时间在机械重复的劳作中飞速流逝。从清晨到正午,从正午到日影西斜。她中途只匆匆啃了两片面包,喝了几口水。
腰和膝盖因为长时间保持蹲姿或弯姿势而酸疼不已,每直起一次身体,都需要缓上好一会儿。
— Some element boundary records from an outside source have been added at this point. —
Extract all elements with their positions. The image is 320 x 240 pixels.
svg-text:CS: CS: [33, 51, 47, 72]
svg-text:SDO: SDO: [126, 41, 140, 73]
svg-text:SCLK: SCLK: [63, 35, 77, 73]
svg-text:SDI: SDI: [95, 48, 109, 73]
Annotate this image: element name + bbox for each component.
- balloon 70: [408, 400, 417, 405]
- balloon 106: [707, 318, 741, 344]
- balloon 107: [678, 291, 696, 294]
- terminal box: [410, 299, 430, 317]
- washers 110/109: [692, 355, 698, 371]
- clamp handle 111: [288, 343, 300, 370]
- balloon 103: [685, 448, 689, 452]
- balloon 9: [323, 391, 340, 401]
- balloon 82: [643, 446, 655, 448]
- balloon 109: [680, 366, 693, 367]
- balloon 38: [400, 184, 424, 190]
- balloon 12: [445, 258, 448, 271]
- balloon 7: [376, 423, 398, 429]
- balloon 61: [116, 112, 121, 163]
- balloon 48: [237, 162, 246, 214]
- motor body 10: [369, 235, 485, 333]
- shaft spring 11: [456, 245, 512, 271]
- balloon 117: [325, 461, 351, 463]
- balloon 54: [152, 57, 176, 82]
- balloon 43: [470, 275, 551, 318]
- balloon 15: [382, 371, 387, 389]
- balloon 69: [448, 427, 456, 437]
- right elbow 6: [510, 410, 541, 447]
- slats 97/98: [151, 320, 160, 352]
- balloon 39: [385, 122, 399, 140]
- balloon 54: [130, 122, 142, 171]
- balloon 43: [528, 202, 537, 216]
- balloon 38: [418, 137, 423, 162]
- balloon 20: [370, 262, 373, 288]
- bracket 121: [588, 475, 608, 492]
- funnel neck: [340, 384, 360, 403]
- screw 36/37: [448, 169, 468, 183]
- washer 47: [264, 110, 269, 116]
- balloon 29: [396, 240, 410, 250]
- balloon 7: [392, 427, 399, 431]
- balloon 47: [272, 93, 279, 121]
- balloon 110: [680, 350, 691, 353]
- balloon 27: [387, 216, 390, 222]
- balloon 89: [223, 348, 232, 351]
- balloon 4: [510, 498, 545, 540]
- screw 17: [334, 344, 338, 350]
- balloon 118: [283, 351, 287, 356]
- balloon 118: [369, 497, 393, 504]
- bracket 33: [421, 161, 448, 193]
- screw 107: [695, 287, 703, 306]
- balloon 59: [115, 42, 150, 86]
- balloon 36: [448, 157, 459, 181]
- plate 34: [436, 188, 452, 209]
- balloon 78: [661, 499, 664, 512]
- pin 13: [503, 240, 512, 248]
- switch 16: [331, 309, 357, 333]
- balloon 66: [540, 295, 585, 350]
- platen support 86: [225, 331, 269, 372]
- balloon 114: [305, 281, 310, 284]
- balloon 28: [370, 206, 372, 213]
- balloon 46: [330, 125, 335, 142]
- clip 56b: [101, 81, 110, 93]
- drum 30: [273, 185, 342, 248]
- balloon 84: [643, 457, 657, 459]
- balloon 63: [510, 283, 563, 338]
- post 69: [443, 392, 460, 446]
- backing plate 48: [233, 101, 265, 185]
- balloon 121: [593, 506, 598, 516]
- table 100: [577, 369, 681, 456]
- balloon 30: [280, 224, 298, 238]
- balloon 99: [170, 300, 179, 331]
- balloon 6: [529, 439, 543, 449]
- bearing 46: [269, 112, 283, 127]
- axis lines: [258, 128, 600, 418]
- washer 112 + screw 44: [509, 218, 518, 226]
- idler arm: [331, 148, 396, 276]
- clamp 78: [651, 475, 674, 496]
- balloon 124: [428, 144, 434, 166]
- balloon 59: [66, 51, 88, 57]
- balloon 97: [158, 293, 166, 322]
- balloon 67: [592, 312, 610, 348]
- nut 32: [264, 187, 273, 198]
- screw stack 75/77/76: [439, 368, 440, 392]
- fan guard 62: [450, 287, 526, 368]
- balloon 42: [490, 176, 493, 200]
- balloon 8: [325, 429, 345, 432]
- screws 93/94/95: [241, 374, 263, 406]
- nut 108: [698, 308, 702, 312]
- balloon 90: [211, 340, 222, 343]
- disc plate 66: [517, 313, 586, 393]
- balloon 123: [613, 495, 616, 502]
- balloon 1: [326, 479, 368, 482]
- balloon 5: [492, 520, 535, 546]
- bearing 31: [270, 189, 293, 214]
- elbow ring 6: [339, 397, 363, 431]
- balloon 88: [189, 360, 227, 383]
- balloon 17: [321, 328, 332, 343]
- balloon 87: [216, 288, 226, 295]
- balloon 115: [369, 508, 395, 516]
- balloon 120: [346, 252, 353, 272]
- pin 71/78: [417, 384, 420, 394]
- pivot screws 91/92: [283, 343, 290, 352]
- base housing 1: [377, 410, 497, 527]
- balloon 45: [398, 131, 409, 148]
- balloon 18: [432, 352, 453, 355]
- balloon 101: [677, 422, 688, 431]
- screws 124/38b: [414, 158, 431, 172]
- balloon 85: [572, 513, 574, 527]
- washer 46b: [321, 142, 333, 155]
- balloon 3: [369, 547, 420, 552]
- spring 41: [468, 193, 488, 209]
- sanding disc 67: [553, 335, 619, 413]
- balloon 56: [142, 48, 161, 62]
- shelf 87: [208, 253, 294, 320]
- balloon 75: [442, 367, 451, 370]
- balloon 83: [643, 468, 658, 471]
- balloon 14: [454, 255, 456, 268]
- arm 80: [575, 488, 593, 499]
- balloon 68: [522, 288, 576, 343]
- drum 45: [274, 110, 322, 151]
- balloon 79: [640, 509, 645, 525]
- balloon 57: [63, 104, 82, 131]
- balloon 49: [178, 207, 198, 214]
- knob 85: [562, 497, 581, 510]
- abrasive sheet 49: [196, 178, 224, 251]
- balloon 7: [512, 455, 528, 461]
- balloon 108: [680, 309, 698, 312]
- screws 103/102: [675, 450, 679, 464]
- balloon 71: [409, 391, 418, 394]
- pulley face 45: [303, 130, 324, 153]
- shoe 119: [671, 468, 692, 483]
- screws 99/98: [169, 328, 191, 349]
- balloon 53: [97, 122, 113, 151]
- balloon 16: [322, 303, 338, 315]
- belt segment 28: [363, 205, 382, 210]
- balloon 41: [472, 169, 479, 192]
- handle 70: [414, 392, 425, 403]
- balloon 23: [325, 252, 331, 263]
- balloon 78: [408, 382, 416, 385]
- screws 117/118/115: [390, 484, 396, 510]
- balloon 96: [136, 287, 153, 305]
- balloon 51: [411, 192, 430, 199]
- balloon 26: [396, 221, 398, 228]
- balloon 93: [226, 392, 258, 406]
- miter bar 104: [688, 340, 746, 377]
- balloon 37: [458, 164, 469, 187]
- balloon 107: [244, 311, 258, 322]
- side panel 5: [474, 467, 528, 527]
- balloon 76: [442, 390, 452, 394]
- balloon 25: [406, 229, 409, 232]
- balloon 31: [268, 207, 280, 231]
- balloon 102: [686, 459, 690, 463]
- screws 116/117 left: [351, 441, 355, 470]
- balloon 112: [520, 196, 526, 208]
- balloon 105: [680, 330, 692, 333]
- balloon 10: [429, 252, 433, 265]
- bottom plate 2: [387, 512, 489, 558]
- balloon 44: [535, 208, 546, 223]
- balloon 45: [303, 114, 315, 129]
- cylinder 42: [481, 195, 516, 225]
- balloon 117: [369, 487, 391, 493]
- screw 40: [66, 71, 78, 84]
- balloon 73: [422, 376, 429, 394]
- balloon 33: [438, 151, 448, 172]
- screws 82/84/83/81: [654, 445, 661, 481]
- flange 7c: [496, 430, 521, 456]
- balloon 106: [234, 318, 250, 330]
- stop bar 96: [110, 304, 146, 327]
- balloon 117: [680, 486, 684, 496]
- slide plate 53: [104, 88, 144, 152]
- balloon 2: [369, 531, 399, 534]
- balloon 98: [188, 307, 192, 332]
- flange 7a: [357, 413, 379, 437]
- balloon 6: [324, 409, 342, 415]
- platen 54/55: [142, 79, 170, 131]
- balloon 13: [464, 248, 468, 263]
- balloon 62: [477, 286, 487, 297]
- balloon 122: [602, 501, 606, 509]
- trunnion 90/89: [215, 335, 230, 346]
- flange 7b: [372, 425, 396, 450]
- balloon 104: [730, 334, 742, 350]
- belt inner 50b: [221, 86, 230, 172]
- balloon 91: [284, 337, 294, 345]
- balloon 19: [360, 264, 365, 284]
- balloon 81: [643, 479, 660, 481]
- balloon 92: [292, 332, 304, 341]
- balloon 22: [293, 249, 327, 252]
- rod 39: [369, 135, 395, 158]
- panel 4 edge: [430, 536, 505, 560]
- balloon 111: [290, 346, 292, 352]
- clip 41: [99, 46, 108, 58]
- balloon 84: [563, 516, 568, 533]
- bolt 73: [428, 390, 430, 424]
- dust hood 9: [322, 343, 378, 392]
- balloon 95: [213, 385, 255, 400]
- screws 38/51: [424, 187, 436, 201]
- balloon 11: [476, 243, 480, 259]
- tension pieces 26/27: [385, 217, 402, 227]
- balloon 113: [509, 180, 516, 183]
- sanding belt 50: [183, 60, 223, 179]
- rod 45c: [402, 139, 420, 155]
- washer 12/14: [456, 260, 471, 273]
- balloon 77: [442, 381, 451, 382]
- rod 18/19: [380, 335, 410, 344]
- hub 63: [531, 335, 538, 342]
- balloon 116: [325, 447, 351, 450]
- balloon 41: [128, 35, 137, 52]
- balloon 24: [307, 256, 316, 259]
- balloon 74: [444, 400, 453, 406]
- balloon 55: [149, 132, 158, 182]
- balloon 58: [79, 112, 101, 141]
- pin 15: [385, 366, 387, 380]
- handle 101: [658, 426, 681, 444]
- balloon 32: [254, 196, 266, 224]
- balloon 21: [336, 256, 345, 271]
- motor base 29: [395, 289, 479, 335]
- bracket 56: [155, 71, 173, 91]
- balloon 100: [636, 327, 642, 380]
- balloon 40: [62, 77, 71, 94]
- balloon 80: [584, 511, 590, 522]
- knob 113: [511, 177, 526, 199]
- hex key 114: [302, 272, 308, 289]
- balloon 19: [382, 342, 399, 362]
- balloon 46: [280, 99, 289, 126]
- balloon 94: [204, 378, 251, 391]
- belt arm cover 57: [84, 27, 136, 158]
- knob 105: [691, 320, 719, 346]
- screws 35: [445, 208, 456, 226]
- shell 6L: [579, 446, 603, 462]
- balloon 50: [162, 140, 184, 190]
曲筱筱没有停,一方面是不敢停,怕完不成任务面对未知的惩罚;另一方面,也是一种近乎自虐的赎罪心理在驱动,仿佛身体越疲惫,心里对顾轻舟的亏欠感就能减轻一分。
好在,还有阿肆陪她说说话。
窗外华灯初上,城市的霓虹再次点亮夜空时,曲筱筱干到了浴室。
“惨了……还有地下室……这怎么可能干的完嘛……混蛋顾轻舟,明明以前不是这个样子的……”
疲惫地吐出一口气。直接坐在了马桶盖上,短暂地歇息。双腿肌肉在不受控制地轻微颤抖,腰酸背痛让她只想躺下。
昨天晚上总共睡了不到四小时,今天又是近乎十个小时的高强度体力劳动,铁打的人也受不了。
拧开按摩浴缸的水龙头,温热的水流哗哗地注入洁白宽大的浴缸。望着水位慢慢上升,水波荡漾,曲筱筱的眼神逐渐放空。
这这个家太大了,也太冷了。除了必备的高档家具,几乎看不到任何带有“顾轻舟”个人印记的东西,硬要说,就是客厅里的一盒胃药。
她今天打扫时,特意挑了几盆枝叶繁茂的绿萝,茉莉,还有多肉搬到了客厅靠窗的边几和茶几上。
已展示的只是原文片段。